There was no appetite for the product then, and even earlier attempts by Europeans to introduce a similar venture had failed. But a daring Ibru, who had then just entered the world of commerce and only in his mid-20s, presented frozen fish before Nigerians even while they mockingly labeled his product ‘mortuary fish’.
A man with an entrepreneurial spirit and a creative genius right from birth, Ibru wanted to move away from the business of ready-made products that other Nigerian businessmen were engaged in at the time. And with a robust campaign, he was able to successfully convince Nigeria that frozen fish was good.
Setting up distribution depots throughout the country, Ibru prospered, moving beyond his original frozen fish business into other ventures with his trading company Laibru, which would become one of the largest indigenous conglomerates in Africa.
Ibru’s immediate younger brother, Felix Ibru, has always been happy but not surprised at his brother’s feat, considering how curious he was growing up. The first of seven children, Ibru was born in 1930 into the family of Epete Ibru, a missionary worker and a former nursing superintendent. Ibru’s mother, Janet Omotogor Ibru, sold fish in the creeks of Niger Delta to help manage the home at a period many were finding it difficult to come to terms with the new colonial world.
Ibru, while in school, did not only excel in academics but in extracurricular activities as well. By 1948, he had moved straight from Elementary School to Secondary Class 2, later passing the Cambridge School Certificate Examination with Distinction, according to his biography.
From school, he joined the United African Company (now UACN) in 1951 as manager-in-training, and this was where he met Englishman Jimmy Large, who helped him create Laibru. The trading company subsequently ventured into the frozen fish market where others dared not penetrate — and it succeeded.
With demand for seafood at the time surpassing fresh catches, Ibru knew that there was a gap that needed to be filled. So defying all odds, he rolled out his frozen fish business idea with full support from his family and market women from his ethnic group Urhobo, who were the first Nigerians to embrace his frozen fish.
Soon, the wider population followed, and by the mid-1960s, Ibru had become a millionaire from fish trading. In fact, Ibru Sea Foods, an importing company he later founded, eventually held about 60 percent of Nigeria’s emerging frozen fish market, raking in 90 million naira (now about 235,000 dollars) annually by the 1970s.
By this period, enterprising businessman Ibru had become the owner of Aden Farm, a large palm oil, citrus and pineapple plantation as well as Mitchell Farm, which he purchased in 1973 from its American owners, Alizar. The farm became the largest supplier of day-old chicks and processed poultry in West Africa.
That wasn’t all for Ibru. The business giant also established Rutam, a transportation arm of his business that marketed and distributed Mazda, Jeep, Saviem, and Tata brands of automobiles. Then there was Nigerian Hardwoods — logging, sawmilling, and wood processing company he acquired in 1974.
Ibru also expanded into the following ventures: petroleum oil and storage (Ibafon Oil Limited); banking (Oceanic Bank); aviation (Aero Contractors); publishing (The Guardian); beer brewing (in his home town, Agbarha-Otor); hospitality (Ikeja Hotels Plc – Lagos Sheraton and Federal Palace Hotels); and insurance (Minet Nigeria Ltd), cited in his Obituary in 2016.
Today, though he is no more, his Ibru Organization, which has continued to grow through acquisitions and joint ventures in diverse businesses, “remains unequaled in the quality and types of products that it offers to the public,” writes Urhobo Historical Society.

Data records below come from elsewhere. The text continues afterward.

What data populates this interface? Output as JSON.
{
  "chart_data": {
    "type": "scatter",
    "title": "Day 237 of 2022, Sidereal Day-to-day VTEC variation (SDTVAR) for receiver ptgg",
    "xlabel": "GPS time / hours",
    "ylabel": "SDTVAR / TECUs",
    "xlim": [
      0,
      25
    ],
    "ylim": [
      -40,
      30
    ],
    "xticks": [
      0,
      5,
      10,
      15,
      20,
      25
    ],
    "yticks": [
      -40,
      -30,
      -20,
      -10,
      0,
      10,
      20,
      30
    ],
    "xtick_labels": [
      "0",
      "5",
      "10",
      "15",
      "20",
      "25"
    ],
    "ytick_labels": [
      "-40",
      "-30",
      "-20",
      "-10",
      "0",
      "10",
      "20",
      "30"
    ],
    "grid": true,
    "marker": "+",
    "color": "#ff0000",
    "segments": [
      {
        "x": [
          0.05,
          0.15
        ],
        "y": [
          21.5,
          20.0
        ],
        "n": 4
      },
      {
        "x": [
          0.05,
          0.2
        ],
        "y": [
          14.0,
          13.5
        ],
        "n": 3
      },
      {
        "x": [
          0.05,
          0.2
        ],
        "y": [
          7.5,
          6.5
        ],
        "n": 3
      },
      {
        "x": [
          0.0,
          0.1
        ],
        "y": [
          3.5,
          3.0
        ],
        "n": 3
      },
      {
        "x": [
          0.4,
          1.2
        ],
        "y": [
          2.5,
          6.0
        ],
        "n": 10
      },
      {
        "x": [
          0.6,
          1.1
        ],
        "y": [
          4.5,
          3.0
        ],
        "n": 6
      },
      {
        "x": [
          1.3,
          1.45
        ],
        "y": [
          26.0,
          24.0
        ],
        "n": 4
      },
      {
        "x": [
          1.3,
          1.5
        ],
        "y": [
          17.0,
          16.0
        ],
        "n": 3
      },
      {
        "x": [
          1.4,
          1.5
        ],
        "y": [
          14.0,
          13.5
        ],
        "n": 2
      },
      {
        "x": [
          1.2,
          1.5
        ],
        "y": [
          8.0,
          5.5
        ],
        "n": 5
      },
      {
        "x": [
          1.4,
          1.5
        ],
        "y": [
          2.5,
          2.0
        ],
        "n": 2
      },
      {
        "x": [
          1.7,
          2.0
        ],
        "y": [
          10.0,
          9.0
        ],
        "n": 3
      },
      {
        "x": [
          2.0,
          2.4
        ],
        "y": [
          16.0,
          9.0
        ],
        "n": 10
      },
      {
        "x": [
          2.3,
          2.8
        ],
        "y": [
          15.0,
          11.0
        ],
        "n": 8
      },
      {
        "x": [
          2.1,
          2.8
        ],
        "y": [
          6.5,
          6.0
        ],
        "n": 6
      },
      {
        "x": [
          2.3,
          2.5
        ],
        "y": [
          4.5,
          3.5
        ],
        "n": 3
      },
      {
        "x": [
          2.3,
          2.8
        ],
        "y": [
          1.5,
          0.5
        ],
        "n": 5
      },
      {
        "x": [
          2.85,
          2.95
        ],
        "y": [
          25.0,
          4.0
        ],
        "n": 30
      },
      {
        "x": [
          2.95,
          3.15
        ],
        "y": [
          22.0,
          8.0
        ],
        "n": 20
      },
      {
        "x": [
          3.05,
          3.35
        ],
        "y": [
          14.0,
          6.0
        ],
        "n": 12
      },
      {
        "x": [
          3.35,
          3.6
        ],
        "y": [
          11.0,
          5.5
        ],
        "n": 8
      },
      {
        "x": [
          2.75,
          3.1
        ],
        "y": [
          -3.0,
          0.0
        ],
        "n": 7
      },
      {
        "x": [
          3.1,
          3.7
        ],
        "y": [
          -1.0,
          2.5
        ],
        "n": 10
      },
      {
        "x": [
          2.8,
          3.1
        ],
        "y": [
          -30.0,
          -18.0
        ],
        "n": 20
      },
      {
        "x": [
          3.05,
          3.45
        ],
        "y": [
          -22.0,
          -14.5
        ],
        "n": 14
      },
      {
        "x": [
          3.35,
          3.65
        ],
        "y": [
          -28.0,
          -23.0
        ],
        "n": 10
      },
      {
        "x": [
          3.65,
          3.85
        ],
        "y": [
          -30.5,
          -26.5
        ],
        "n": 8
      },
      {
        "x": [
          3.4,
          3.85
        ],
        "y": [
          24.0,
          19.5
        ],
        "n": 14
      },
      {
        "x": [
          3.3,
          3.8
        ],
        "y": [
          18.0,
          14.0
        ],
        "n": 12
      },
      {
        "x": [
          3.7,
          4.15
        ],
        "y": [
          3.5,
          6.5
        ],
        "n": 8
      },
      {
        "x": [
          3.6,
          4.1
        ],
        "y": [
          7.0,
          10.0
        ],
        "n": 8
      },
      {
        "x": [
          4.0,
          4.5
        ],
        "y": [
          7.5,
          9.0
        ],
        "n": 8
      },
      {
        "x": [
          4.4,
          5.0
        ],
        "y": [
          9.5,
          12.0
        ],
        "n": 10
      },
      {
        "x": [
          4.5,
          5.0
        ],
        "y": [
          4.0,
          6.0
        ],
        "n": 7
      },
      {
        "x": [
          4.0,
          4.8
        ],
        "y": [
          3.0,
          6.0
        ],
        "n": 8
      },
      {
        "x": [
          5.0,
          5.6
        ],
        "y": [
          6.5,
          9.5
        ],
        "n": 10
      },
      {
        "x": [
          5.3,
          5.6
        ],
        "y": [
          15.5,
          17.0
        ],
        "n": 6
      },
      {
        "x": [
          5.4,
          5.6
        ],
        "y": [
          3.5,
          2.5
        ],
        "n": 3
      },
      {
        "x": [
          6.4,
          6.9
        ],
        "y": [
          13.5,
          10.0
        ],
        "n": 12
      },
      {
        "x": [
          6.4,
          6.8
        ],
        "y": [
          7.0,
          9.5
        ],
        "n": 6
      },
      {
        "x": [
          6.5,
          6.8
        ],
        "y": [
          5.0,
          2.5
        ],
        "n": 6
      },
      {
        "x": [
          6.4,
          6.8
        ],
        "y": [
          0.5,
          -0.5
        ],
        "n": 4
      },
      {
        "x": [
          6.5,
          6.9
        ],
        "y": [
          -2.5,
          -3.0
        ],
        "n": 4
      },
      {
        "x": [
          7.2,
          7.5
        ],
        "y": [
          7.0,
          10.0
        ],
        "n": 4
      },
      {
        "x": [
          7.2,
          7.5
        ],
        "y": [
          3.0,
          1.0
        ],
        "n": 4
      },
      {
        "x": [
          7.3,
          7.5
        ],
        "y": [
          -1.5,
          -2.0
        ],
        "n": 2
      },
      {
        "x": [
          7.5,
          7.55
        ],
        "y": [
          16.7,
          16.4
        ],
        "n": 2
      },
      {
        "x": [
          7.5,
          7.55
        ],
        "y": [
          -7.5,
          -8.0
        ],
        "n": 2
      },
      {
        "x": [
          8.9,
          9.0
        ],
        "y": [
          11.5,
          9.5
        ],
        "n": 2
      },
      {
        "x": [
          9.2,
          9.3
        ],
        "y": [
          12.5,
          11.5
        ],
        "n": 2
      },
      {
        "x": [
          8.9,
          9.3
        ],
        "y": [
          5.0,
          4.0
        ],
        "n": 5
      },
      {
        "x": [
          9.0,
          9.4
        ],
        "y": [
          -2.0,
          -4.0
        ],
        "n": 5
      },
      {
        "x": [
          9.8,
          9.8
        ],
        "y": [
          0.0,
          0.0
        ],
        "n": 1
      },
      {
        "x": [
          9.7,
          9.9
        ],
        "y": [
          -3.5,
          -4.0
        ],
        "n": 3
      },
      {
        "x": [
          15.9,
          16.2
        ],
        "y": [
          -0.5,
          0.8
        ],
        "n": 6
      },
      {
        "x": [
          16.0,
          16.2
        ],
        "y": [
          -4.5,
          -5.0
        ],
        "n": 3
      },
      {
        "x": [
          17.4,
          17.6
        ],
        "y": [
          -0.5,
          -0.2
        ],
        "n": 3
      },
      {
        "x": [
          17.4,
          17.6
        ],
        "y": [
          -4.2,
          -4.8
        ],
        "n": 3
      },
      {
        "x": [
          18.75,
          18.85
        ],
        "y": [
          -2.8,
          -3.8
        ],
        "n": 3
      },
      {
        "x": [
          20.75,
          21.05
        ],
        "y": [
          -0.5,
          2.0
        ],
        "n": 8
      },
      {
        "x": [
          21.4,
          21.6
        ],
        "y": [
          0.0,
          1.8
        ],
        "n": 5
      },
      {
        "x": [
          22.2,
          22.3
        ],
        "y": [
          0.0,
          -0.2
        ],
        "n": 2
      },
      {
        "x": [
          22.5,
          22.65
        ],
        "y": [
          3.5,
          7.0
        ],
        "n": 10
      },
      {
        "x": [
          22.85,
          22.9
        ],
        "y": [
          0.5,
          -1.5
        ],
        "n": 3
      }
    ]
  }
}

But many agree that his business success wouldn’t have been possible without the tremendous contributions of his immediate family. Apart from his younger brother, Felix, serving as a part-time clerk for Laibru, Ibru’s father was “the company’s bank” — ensuring that Ibru’s monies were safeguarded in a vault and watching over it. Ibru’s mother, who sold fish, helped in the pricing of her son’s frozen fish once it entered the market.
Along the way, Ibru’s other siblings, children, wives, and fellow Urhobo men and women including Nigerians from other ethnicities would come on board to see his businesses flourish.
Among the many awards for Ibru was the Officer of the Order of the Federal Republic (OFR), Outstanding Businessman Award of the Nigerian American Chamber of Commerce and Industry, the prestigious Dr. Kwame Nkrumah Excellence in Enterprise Award and the Chief Mukoro Mowoe Service Award presented to him by the Urhobo nation in 2004.
That Chief Mukoro Mowoe Service Award, according to his biography, was for his “peerless performance in pioneering commerce and industry; trusting and employing large numbers of Urhobos; supporting and participating in Urhobo causes and traditions; and generally uplifting the image and name of Urhobo.”